Thanks! This information will be very useful when I get around to doing a new run. Learned so many things in this campaign that I’m really tempted to just start over.

I don’t think Cantrips or Orisons can be metamagicked.

Edit: Nvm Scott beat me to it. :D

I just finished this, I loved the beginning but by the end I felt the game had overstayed its welcome by a chapter maybe 2. I was just wanting it to end, but it was a much more balanced and fun game overall. Just a bit too long. Not likely to want to replay it again for a bit mostly because of it being too long.

Can someone tell me if Cold damage is different from Cold Iron in this game? I’m currently whacking a downed Crag Linnorm, with octavia using Ray of Frost, Valerie with a +3 weapon and Amiri with a weapon that deals 1-6 additional cold damage per hit and the thing just won’t die.

Very different.

EDIT: +3 or better weapons should also bypass the Cold Iron damage reduction.

image

Thanks for confirming. I bought a cold iron weapon now and will try again, the fight itself wasn’t particularly hard at level 10 so it’s no biggie.

Cold Iron’s more of a poetic reference to fairy lore than a useful descriptor, alas, hah.

But doesn’t stop the Regen of say… a Crag Linnorm. :D

You need actual Cold Iron for that. It’s worth keeping one Cold Iron weapon around forever just for stuff like that imo.

Finished this yesterday. One of my favourite games from 2018! My characters ended less than 150.000 XP from lvl 20, so I guess they buffed XP gains for last couple of chapters as AFAIR most people that finished the game earlier ended on lvl 17/18 (I restarted after patch 1.1).
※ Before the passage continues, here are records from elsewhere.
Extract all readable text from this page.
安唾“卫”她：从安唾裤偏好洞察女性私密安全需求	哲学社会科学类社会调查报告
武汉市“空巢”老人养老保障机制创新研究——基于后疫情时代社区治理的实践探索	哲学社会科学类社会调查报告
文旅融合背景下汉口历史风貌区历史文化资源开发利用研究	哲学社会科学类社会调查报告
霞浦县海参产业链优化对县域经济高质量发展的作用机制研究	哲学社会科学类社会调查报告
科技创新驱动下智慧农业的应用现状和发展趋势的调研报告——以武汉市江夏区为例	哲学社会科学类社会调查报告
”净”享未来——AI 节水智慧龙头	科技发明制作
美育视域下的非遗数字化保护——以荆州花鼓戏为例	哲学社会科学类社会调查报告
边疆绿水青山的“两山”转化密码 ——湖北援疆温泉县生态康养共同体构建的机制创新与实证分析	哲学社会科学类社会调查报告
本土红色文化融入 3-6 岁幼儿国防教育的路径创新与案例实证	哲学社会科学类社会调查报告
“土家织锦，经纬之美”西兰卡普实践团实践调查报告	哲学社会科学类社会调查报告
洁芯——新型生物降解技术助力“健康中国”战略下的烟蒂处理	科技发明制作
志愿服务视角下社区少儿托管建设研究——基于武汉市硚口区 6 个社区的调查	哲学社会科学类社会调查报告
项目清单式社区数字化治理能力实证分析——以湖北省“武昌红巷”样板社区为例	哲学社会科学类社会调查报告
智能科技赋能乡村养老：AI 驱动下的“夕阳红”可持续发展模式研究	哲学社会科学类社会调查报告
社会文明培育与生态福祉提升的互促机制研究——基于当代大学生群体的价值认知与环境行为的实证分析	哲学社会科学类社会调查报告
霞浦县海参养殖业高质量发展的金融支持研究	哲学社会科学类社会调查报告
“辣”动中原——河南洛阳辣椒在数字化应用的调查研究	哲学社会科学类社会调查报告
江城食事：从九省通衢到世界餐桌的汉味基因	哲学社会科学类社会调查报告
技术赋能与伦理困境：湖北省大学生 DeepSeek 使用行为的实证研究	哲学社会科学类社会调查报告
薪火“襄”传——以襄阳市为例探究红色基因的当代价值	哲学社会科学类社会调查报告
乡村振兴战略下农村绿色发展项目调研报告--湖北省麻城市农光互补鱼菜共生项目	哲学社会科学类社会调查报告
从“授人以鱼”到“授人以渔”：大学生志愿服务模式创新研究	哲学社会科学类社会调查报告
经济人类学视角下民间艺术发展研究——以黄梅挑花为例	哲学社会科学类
I got the ending with Nyrissa’s redemption and killing the Lantern King which I quite enjoyed.

Things I liked with the game:

  • Nice implementation of D&D/Pathfinder rules. Reminded me of playing pen&paper D&D 3rd edition ages ago.
  • Relatively bug free experience (I restarted after patch 1.1)
  • Enjoyable companions which were quite different and with mostly interesting back stories.
  • The overall story was pretty good. Not so much text that I didn’t bother to read it. Becoming baron/king is a nice character arc for the main character.
  • Graphics, sound and music were all great.

Things I did not enjoy all that much:

  • House at the edge of time. Annoying enemies and lots of them.
  • The fate of one of my companions. Loosing Linzi before the last two chapters after having made her an important part of my party. She covered some vital spells and skills :-(
  • The game is too large. I did all the wilderness encounters, but most of them were just a reused map with a single big enemy that had one piece of loot that I probably didn’t need. This got worse in the last few chapters. Exceptions: lich and dragon fights were awesome, needed more fights like those.
  • The kingdom building is not well enough connected to the rest of the game. Too few buildings have effects that are useful and after upgrading the advisors a bit, the building stats does not matter all that much.
  • Combat in the last few chapters is too chaotic. Everyone is hasted and the combat log becomes just a blur. I didn’t mind realtime with pause combat for the first 5 chapters or so, but I would have liked turn based for the final bits. I ended up focusing on buffing before combat and then mostly let the combat sort itself out.

“Midweek Madness” sale on Steam;
30% off Explorer edition (basic) for $27.99
50% off Royal edition (soundtrack, map, art book, two bonus portraits, module, red panda pet) for $34.99
20% off season pass at $19.99
20% off The Wildcards at $6.39

The pricing strategy on this game has certainly puzzled me a bit since release. For instance, no discount on the Imperial edition—Royal + season pass—so that’s still $84.99 despite the components only adding up to $54.98. Still, for once the extra stuff which comes along with Royal seems significantly more worthwhile at only a $7 premium than it did at the absurd $30 level.

Is it too hectic even with the shift+space slow-mo mode?

I’ll admit that I didn’t even know about this mode until I was nearly done. I only tried it briefly - it helps, but I found it inconvenient turning it off and on constantly. I probably should have tried harder to get used to it.

Bought it tonight along with the Wild Cards DLC. Any main character build recommendations?